A chip in your skull
There are ways to have a much more direct impact on the brain than the broad one external electrical stimulation applies — if you are willing to put a sort of computer chip inside your skull.
Those same implants that are already used for vision and hearing could be used to enhance those senses far beyond normal as technology improves and as we better learn how to communicate that information to the brain.
But one of the first neural enhancements that we might see is one that improves memory, according to Marcus.
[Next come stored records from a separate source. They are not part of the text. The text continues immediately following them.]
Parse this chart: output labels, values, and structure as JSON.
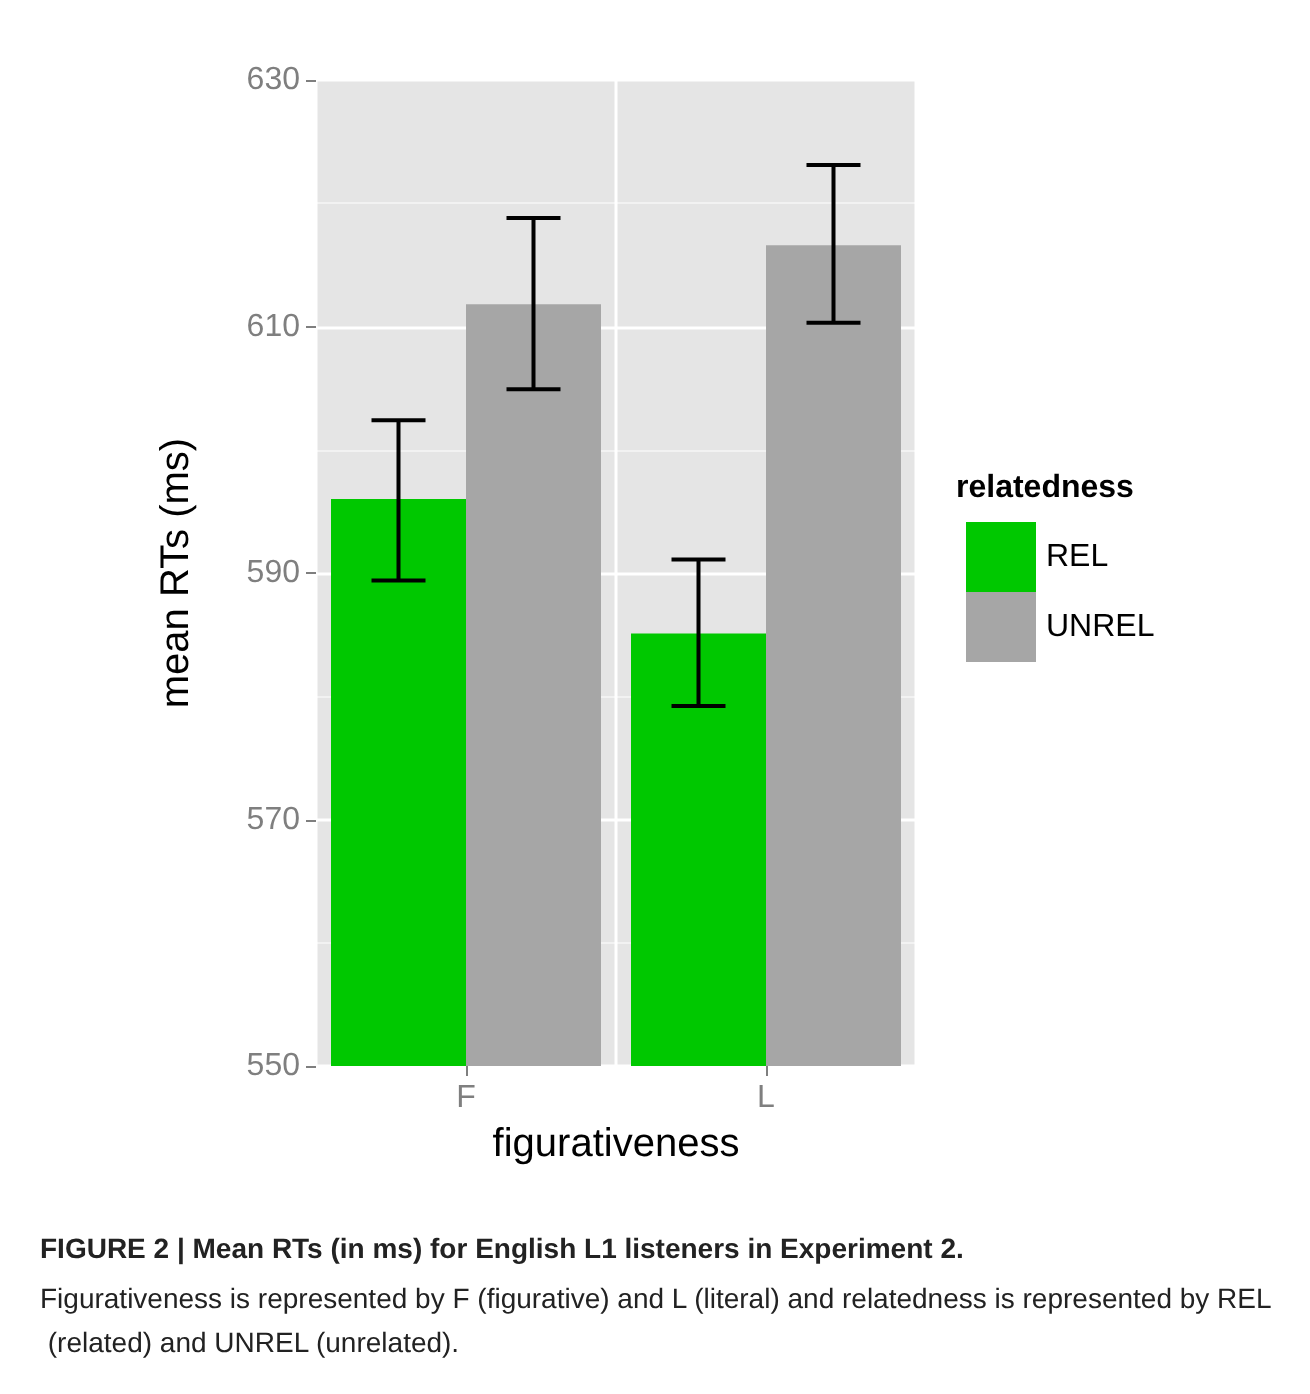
{
  "chart_data": {
    "type": "bar",
    "xlabel": "figurativeness",
    "ylabel": "mean RTs (ms)",
    "legend_title": "relatedness",
    "categories": [
      "F",
      "L"
    ],
    "series": [
      {
        "name": "REL",
        "color": "#00c800",
        "values": [
          596,
          585.1
        ],
        "errors": [
          [
            589.4,
            602.4
          ],
          [
            579.2,
            591.1
          ]
        ]
      },
      {
        "name": "UNREL",
        "color": "#a6a6a6",
        "values": [
          611.8,
          616.6
        ],
        "errors": [
          [
            604.9,
            618.8
          ],
          [
            610.3,
            623.1
          ]
        ]
      }
    ],
    "ylim": [
      550,
      630
    ],
    "yticks": [
      550,
      570,
      590,
      610,
      630
    ],
    "grid": true,
    "legend": "right",
    "annotations": [
      "FIGURE 2 | Mean RTs (in ms) for English L1 listeners in Experiment 2.",
      "Figurativeness is represented by F (figurative) and L (literal) and relatedness is represented by REL (related) and UNREL (unrelated)."
    ]
  }
}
Already, the military is using research into neural implants and electrodes implanted into the brain to restore damaged memory in people with trauma. Marcus says we should eventually be able to build implants that extend memory and make it more reliable — people are trying to do it already. It’s hard to say when we’ll be able to do that — maybe not this decade, Marcus says, but perhaps the one after that.
First, we’ll have to figure out how the brain codes away and stores memory.
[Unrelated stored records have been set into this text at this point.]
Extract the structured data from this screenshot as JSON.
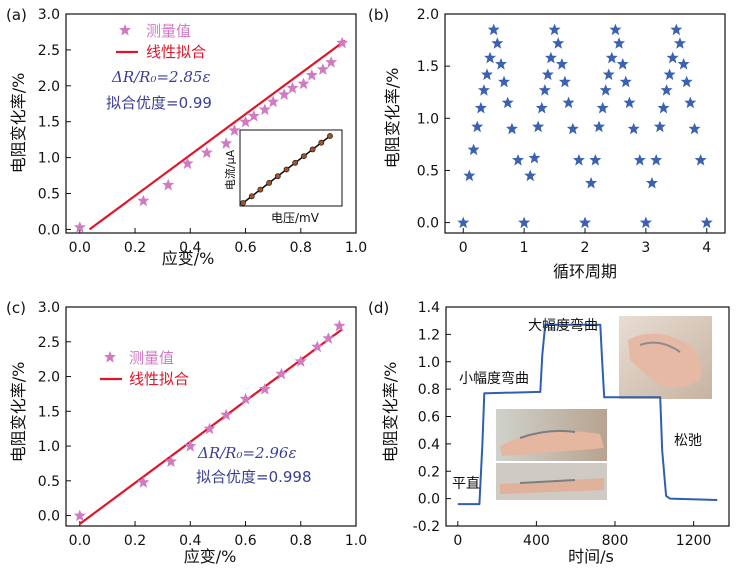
{
  "colors": {
    "star": "#d07ac2",
    "fit": "#e0152a",
    "annot": "#3a3f95",
    "blue": "#2f5fb3",
    "bstar": "#3b62b2",
    "axis": "#111111",
    "inset_dot": "#a0522d"
  },
  "chart_data": [
    {
      "panel": "(a)",
      "type": "scatter",
      "ylabel": "电阻变化率/%",
      "xlabel": "应变/%",
      "xlim": [
        -0.05,
        1.0
      ],
      "ylim": [
        -0.05,
        3.0
      ],
      "xticks": [
        "0.0",
        "0.2",
        "0.4",
        "0.6",
        "0.8",
        "1.0"
      ],
      "yticks": [
        "0.0",
        "0.5",
        "1.0",
        "1.5",
        "2.0",
        "2.5",
        "3.0"
      ],
      "legend": [
        "测量值",
        "线性拟合"
      ],
      "annotations": [
        "ΔR/R₀=2.85ε",
        "拟合优度=0.99"
      ],
      "series": [
        {
          "name": "测量值",
          "type": "scatter",
          "x": [
            0,
            0.23,
            0.32,
            0.39,
            0.46,
            0.53,
            0.56,
            0.6,
            0.63,
            0.67,
            0.7,
            0.74,
            0.77,
            0.81,
            0.84,
            0.88,
            0.91,
            0.95
          ],
          "y": [
            0.03,
            0.4,
            0.62,
            0.92,
            1.07,
            1.2,
            1.38,
            1.5,
            1.58,
            1.67,
            1.78,
            1.88,
            1.97,
            2.03,
            2.15,
            2.23,
            2.33,
            2.6
          ]
        },
        {
          "name": "线性拟合",
          "type": "line",
          "x": [
            0.035,
            0.96
          ],
          "y": [
            0.0,
            2.63
          ]
        }
      ],
      "inset": {
        "ylabel": "电流/μA",
        "xlabel": "电压/mV",
        "points": 11
      }
    },
    {
      "panel": "(b)",
      "type": "scatter",
      "ylabel": "电阻变化率/%",
      "xlabel": "循环周期",
      "xlim": [
        -0.3,
        4.3
      ],
      "ylim": [
        -0.1,
        2.0
      ],
      "xticks": [
        "0",
        "1",
        "2",
        "3",
        "4"
      ],
      "yticks": [
        "0.0",
        "0.5",
        "1.0",
        "1.5",
        "2.0"
      ],
      "series": [
        {
          "type": "scatter",
          "x": [
            0,
            0.1,
            0.17,
            0.23,
            0.29,
            0.34,
            0.39,
            0.44,
            0.5,
            0.56,
            0.62,
            0.67,
            0.73,
            0.8,
            0.9,
            1.0,
            1.1,
            1.17,
            1.23,
            1.29,
            1.34,
            1.39,
            1.44,
            1.5,
            1.56,
            1.62,
            1.67,
            1.73,
            1.8,
            1.9,
            2.0,
            2.1,
            2.17,
            2.23,
            2.29,
            2.34,
            2.39,
            2.44,
            2.5,
            2.56,
            2.62,
            2.67,
            2.73,
            2.8,
            2.9,
            3.0,
            3.1,
            3.17,
            3.23,
            3.29,
            3.34,
            3.39,
            3.44,
            3.5,
            3.56,
            3.62,
            3.67,
            3.73,
            3.8,
            3.9,
            4.0
          ],
          "y": [
            0,
            0.45,
            0.7,
            0.92,
            1.1,
            1.27,
            1.42,
            1.58,
            1.85,
            1.72,
            1.52,
            1.35,
            1.15,
            0.9,
            0.6,
            0,
            0.45,
            0.62,
            0.92,
            1.1,
            1.27,
            1.42,
            1.58,
            1.85,
            1.72,
            1.52,
            1.35,
            1.15,
            0.9,
            0.6,
            0,
            0.38,
            0.6,
            0.92,
            1.1,
            1.27,
            1.42,
            1.58,
            1.85,
            1.72,
            1.52,
            1.35,
            1.15,
            0.9,
            0.6,
            0,
            0.38,
            0.6,
            0.92,
            1.1,
            1.27,
            1.42,
            1.58,
            1.85,
            1.72,
            1.52,
            1.35,
            1.15,
            0.9,
            0.6,
            0
          ]
        }
      ]
    },
    {
      "panel": "(c)",
      "type": "scatter",
      "ylabel": "电阻变化率/%",
      "xlabel": "应变/%",
      "xlim": [
        -0.05,
        1.0
      ],
      "ylim": [
        -0.15,
        3.0
      ],
      "xticks": [
        "0.0",
        "0.2",
        "0.4",
        "0.6",
        "0.8",
        "1.0"
      ],
      "yticks": [
        "0.0",
        "0.5",
        "1.0",
        "1.5",
        "2.0",
        "2.5",
        "3.0"
      ],
      "legend": [
        "测量值",
        "线性拟合"
      ],
      "annotations": [
        "ΔR/R₀=2.96ε",
        "拟合优度=0.998"
      ],
      "series": [
        {
          "name": "测量值",
          "type": "scatter",
          "x": [
            0,
            0.23,
            0.33,
            0.4,
            0.47,
            0.53,
            0.6,
            0.67,
            0.73,
            0.8,
            0.86,
            0.9,
            0.94
          ],
          "y": [
            0.0,
            0.48,
            0.78,
            1.0,
            1.25,
            1.45,
            1.68,
            1.82,
            2.04,
            2.22,
            2.43,
            2.55,
            2.73
          ]
        },
        {
          "name": "线性拟合",
          "type": "line",
          "x": [
            0.0,
            0.95
          ],
          "y": [
            -0.12,
            2.68
          ]
        }
      ]
    },
    {
      "panel": "(d)",
      "type": "line",
      "ylabel": "电阻变化率/%",
      "xlabel": "时间/s",
      "xlim": [
        -60,
        1380
      ],
      "ylim": [
        -0.2,
        1.4
      ],
      "xticks": [
        "0",
        "400",
        "800",
        "1200"
      ],
      "yticks": [
        "-0.2",
        "0.0",
        "0.2",
        "0.4",
        "0.6",
        "0.8",
        "1.0",
        "1.2",
        "1.4"
      ],
      "annotations": [
        "大幅度弯曲",
        "小幅度弯曲",
        "平直",
        "松弛"
      ],
      "series": [
        {
          "type": "line",
          "x": [
            0,
            110,
            125,
            135,
            150,
            420,
            430,
            445,
            725,
            735,
            745,
            1030,
            1040,
            1060,
            1080,
            1320
          ],
          "y": [
            -0.04,
            -0.04,
            0.4,
            0.77,
            0.77,
            0.78,
            1.05,
            1.27,
            1.27,
            1.0,
            0.74,
            0.74,
            0.35,
            0.02,
            0.0,
            -0.01
          ]
        }
      ]
    }
  ]
}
That’s the hurdle for a lot of this research, and it’s hard to predict when we’ll jump it. But governments and research institutions around the world have set modeling and understanding the brain as one of the top scientific priorities of our time.
Once we know how the brain changes as it stores information and implants a new skill, a brain implant could mimic that effect, making it possible to actually download the brain changes that would come with practice. A neuroscience and technological challenge like that may be far away — but we’re talking about 50-year projects, not 500-year projects, Marcus says.
What’s next
No matter what type of technique we talk about, experts agree we aren’t quite there yet — though we’re a lot closer than most people think.
With regard to TDCS, Weisend thinks it’ll be incorporated into training programs (the military could save billions of dollars if it could cut training time short), treatment for drug-resistant brain disease, and maybe in professional occupations that demand a lot of focus and where lives are on the line.
Marcus is excited about the possibilities of neural implants, but he also thinks that our perspective on all this will be transformed as we learn more about how the mind works. “I think that the techniques we have now are going to look really crude in 30 years,” he says.
But it’s going to happen. And the world is going to change with it.